Each year, wildfires cause unnecessary damage to property, natural and cultural resources.

As well, threatened and endangered species of plants and animals are lost each year as wildfires burn through critical habitats. Wildfires can decimate cultural resources that have been in place for hundreds of years.

Without protection or fire-resistant landscaping, homes built in rural and urban areas can quickly be consumed by fire. Fires that burn with high intensity can even change the landscape. Brush and native grass is often replaced with more fire-prone California grass or Guinea grass.

With recent brush fires in Hawaii Kai and Haleiwa, the time is now to closely monitor activities that may cause a wildfire and to take action:

•Call 911 or the local fire department if you notice an unattended or out-of-control fire.

•Wait for wood or barbecue ashes to cool before throwing them out.

•Don't play with matches.

•Do not discard cigarettes, matches and smoking materials, especially not from moving vehicles. Be certain to completely extinguish these items before disposing of them.

•Refuel lawn mowers and power saws only after the engine and mufflers have cooled. Use approved gasoline containers.

•Keep approved mufflers and spark arrestors installed and maintained.

•Park vehicles so that the exhaust system does not come in contact with dry grass, weeds or leaves.

•Notify the electric power company when dead trees or overhanging limbs endanger electric wires. Ensure that wires do not touch each other or the ground, causing sparks that can start fires.

Household Fires

In 2007, an estimated 51,800 home-structure fires reported to U.S. fire departments involved some type of electrical failure or malfunction as a factor contributing to ignition. These fires resulted in 451 civilian deaths, 1,641 civilian injuries and $1.2 billion in direct property damage, according to NFPA.org.

The Federal Fire Department offers the following fire prevention tips:

•Unplug small appliances when they are not in use.

•Replace or repair damaged or loose electrical cords.

•Avoid running extension cords across doorways or under carpets.

•In homes with small children, make sure the home has tamper-resistant outlets.

•Consider having a qualified electrician add additional circuits or outlets, so you do not have to use extension cords.

•Follow the manufacturer's instructions for plugging an appliance into an outlet.

•Avoid overloading outlets.
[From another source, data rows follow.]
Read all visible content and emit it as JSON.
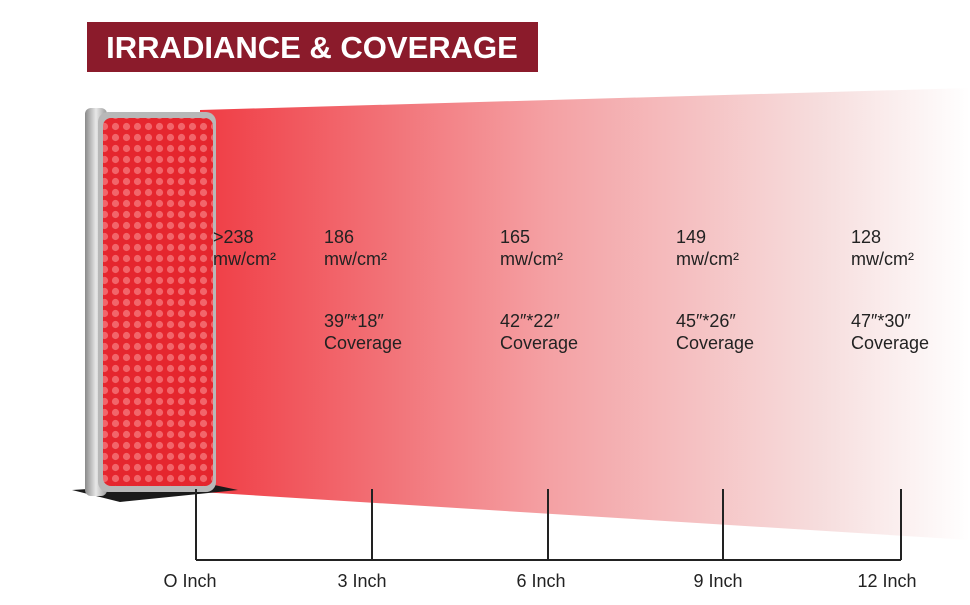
{
  "header": {
    "title": "IRRADIANCE & COVERAGE"
  },
  "columns": [
    {
      "irradiance": ">238",
      "unit": "mw/cm²"
    },
    {
      "irradiance": "186",
      "unit": "mw/cm²",
      "size": "39″*18″",
      "coverage": "Coverage"
    },
    {
      "irradiance": "165",
      "unit": "mw/cm²",
      "size": "42″*22″",
      "coverage": "Coverage"
    },
    {
      "irradiance": "149",
      "unit": "mw/cm²",
      "size": "45″*26″",
      "coverage": "Coverage"
    },
    {
      "irradiance": "128",
      "unit": "mw/cm²",
      "size": "47″*30″",
      "coverage": "Coverage"
    }
  ],
  "distances": [
    "O Inch",
    "3 Inch",
    "6 Inch",
    "9 Inch",
    "12 Inch"
  ]
}
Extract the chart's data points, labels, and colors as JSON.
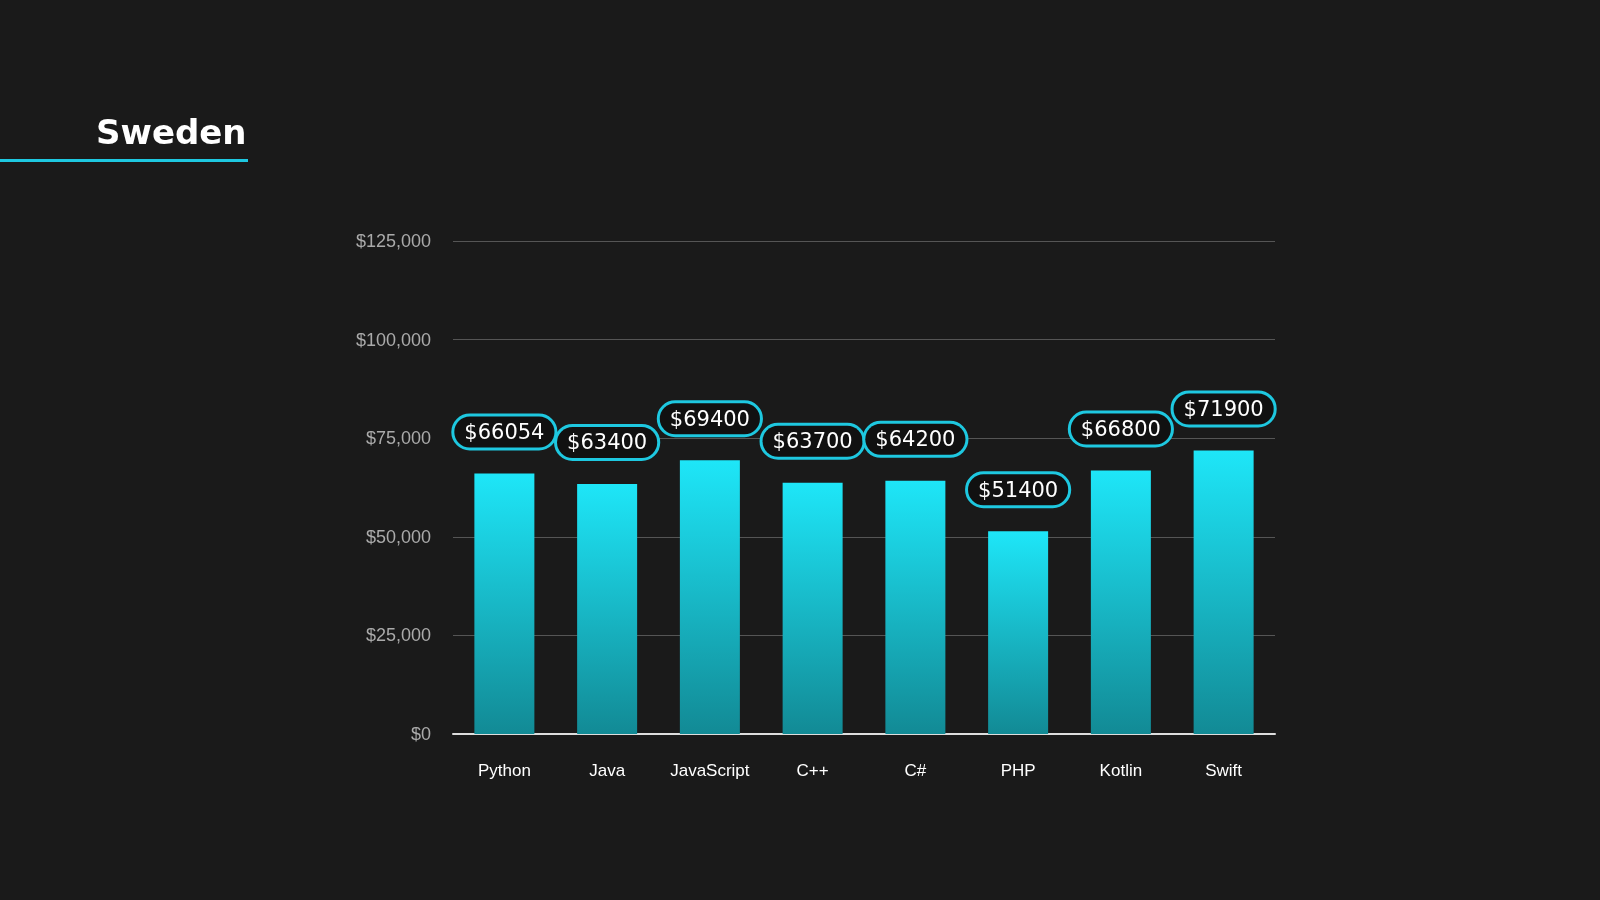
{
  "chart_data": {
    "type": "bar",
    "title": "Sweden",
    "categories": [
      "Python",
      "Java",
      "JavaScript",
      "C++",
      "C#",
      "PHP",
      "Kotlin",
      "Swift"
    ],
    "values": [
      66054,
      63400,
      69400,
      63700,
      64200,
      51400,
      66800,
      71900
    ],
    "color": "#1ee6f8",
    "ylim": [
      0,
      125000
    ],
    "yticks": [
      {
        "value": 0,
        "label": "$0"
      },
      {
        "value": 25000,
        "label": "$25,000"
      },
      {
        "value": 50000,
        "label": "$50,000"
      },
      {
        "value": 75000,
        "label": "$75,000"
      },
      {
        "value": 100000,
        "label": "$100,000"
      },
      {
        "value": 125000,
        "label": "$125,000"
      }
    ],
    "value_labels": [
      "$66054",
      "$63400",
      "$69400",
      "$63700",
      "$64200",
      "$51400",
      "$66800",
      "$71900"
    ],
    "grid": "y"
  }
}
Plug only one high-wattage appliance into each outlet at a time.

•Call a qualified electrician if outlets or switches feel warm, if you have frequent problems with blowing fuses or tripping circuits, or if you have flickering or dimming lights.

•Place lamps on level surfaces that are away from things that can burn, and use bulbs that match the lamp's recommended wattage.
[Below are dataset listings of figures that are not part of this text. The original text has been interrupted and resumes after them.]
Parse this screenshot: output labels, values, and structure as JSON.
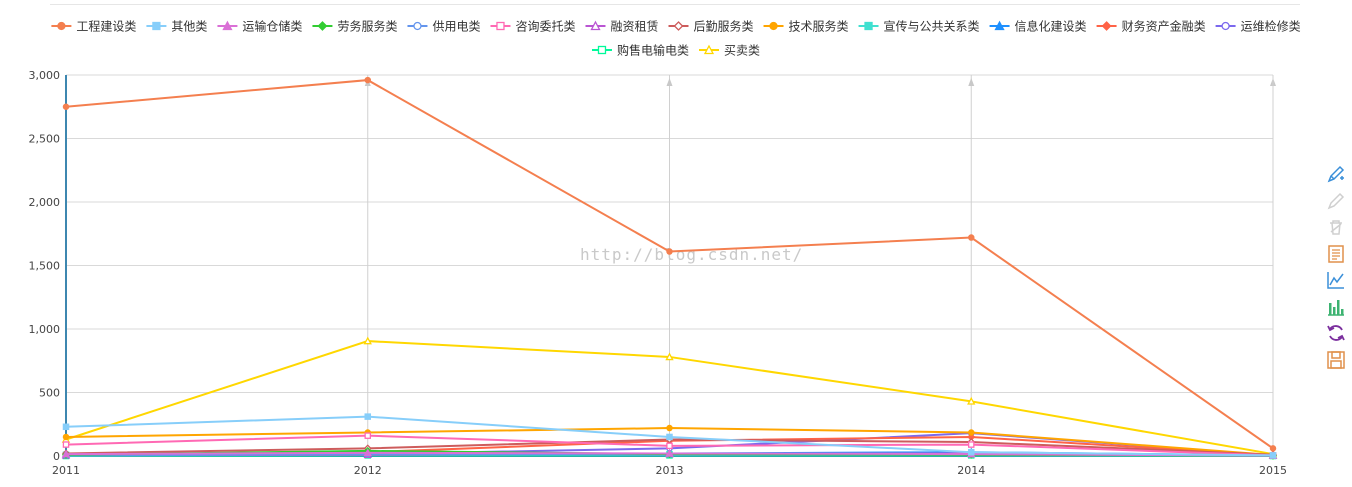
{
  "watermark": "http://blog.csdn.net/",
  "toolbox": [
    {
      "name": "mark-pen-icon",
      "color": "#3a8fd9",
      "enabled": true
    },
    {
      "name": "mark-undo-icon",
      "color": "#cfcfcf",
      "enabled": false
    },
    {
      "name": "mark-clear-icon",
      "color": "#cfcfcf",
      "enabled": false
    },
    {
      "name": "data-view-icon",
      "color": "#e0914b",
      "enabled": true
    },
    {
      "name": "line-chart-icon",
      "color": "#3a8fd9",
      "enabled": true
    },
    {
      "name": "bar-chart-icon",
      "color": "#3cb371",
      "enabled": true
    },
    {
      "name": "restore-icon",
      "color": "#7b2f9e",
      "enabled": true
    },
    {
      "name": "save-image-icon",
      "color": "#e0914b",
      "enabled": true
    }
  ],
  "chart_data": {
    "type": "line",
    "x": [
      "2011",
      "2012",
      "2013",
      "2014",
      "2015"
    ],
    "ylim": [
      0,
      3000
    ],
    "yticks": [
      "0",
      "500",
      "1,000",
      "1,500",
      "2,000",
      "2,500",
      "3,000"
    ],
    "yticks_values": [
      0,
      500,
      1000,
      1500,
      2000,
      2500,
      3000
    ],
    "grid": true,
    "legend_position": "top-center",
    "series": [
      {
        "name": "工程建设类",
        "color": "#f47f4f",
        "symbol": "circle-filled",
        "values": [
          2750,
          2960,
          1610,
          1720,
          60
        ]
      },
      {
        "name": "其他类",
        "color": "#87cefa",
        "symbol": "square-filled",
        "values": [
          230,
          310,
          150,
          30,
          5
        ]
      },
      {
        "name": "运输仓储类",
        "color": "#da70d6",
        "symbol": "triangle-filled",
        "values": [
          15,
          25,
          20,
          15,
          3
        ]
      },
      {
        "name": "劳务服务类",
        "color": "#32cd32",
        "symbol": "diamond-filled",
        "values": [
          10,
          40,
          15,
          10,
          2
        ]
      },
      {
        "name": "供用电类",
        "color": "#6495ed",
        "symbol": "circle-empty",
        "values": [
          5,
          15,
          10,
          8,
          2
        ]
      },
      {
        "name": "咨询委托类",
        "color": "#ff69b4",
        "symbol": "square-empty",
        "values": [
          90,
          160,
          80,
          90,
          5
        ]
      },
      {
        "name": "融资租赁",
        "color": "#ba55d3",
        "symbol": "triangle-empty",
        "values": [
          5,
          10,
          15,
          20,
          2
        ]
      },
      {
        "name": "后勤服务类",
        "color": "#cd5c5c",
        "symbol": "diamond-empty",
        "values": [
          20,
          60,
          130,
          110,
          10
        ]
      },
      {
        "name": "技术服务类",
        "color": "#ffa500",
        "symbol": "circle-filled",
        "values": [
          150,
          185,
          220,
          185,
          8
        ]
      },
      {
        "name": "宣传与公共关系类",
        "color": "#40e0d0",
        "symbol": "square-filled",
        "values": [
          10,
          20,
          15,
          20,
          3
        ]
      },
      {
        "name": "信息化建设类",
        "color": "#1e90ff",
        "symbol": "triangle-filled",
        "values": [
          15,
          20,
          20,
          30,
          5
        ]
      },
      {
        "name": "财务资产金融类",
        "color": "#ff6347",
        "symbol": "diamond-filled",
        "values": [
          10,
          30,
          120,
          150,
          5
        ]
      },
      {
        "name": "运维检修类",
        "color": "#7b68ee",
        "symbol": "circle-empty",
        "values": [
          5,
          15,
          60,
          180,
          5
        ]
      },
      {
        "name": "购售电输电类",
        "color": "#00fa9a",
        "symbol": "square-empty",
        "values": [
          0,
          5,
          5,
          5,
          0
        ]
      },
      {
        "name": "买卖类",
        "color": "#ffd700",
        "symbol": "triangle-empty",
        "values": [
          130,
          905,
          780,
          430,
          15
        ]
      }
    ]
  }
}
•Make sure your home has ground-fault circuit interrupters in the kitchen, bathroom(s), laundry room, basement and outdoor areas.
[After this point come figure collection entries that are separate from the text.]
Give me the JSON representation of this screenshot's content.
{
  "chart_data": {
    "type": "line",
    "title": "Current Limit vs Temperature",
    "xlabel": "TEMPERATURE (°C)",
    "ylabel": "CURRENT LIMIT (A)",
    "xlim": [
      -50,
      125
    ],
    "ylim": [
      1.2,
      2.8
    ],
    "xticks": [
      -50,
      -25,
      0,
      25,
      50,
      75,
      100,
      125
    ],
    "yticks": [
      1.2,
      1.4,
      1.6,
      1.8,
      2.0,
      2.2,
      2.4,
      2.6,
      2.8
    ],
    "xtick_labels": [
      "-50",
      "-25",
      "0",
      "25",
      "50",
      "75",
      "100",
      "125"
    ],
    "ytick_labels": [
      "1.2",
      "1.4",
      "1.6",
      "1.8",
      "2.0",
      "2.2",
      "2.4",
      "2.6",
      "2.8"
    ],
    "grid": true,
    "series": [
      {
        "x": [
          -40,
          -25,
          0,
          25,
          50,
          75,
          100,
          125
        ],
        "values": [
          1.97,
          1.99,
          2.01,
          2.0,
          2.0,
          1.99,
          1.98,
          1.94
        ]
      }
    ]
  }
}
•Arc-fault circuit interrupters should be installed in your home to protect electrical outlets.

In 51 percent of home fires caused by home outdoor grills, the first thing ignited was flammable or combustible gas or liquid, according to the National Fire Protection Agency's latest statistics.

Therefore, never use a charcoal grill in an enclosed space, because deadly carbon monoxide is a byproduct of the charcoal fire.

Follow these safety tips, too:

•Only use an approved charcoal lighter fluid to start up a charcoal-fired grill.

•Grills need to be kept away from houses, fences, trees and anything else with a propensity for burning.

•Perform a thorough safety inspection before lighting the grill.

•Don't wear loose clothing. Nonflammable short-sleeved shirts and form-fitting clothes are best attire.

•Keep all other flammable materials far away from the grill.

•Never add lighter fluid or any flammable liquid to a burning fire.

•When lighting a gas grill, use the 10 to five rule. If the grill does not start within 10 seconds, turn off the gas, leave the lid open and give it five minutes before you try again.

•Make sure that the fire is out when you are done.

(Editor's Note: Information was compiled from Scott Yamasaki, Wildland Fire Program, U.S. Army Garrison-Hawaii; Angela Sanders, Federal Fire Department; and Brenda Donnell, U.S. Army Combat Readiness/Safety Center.)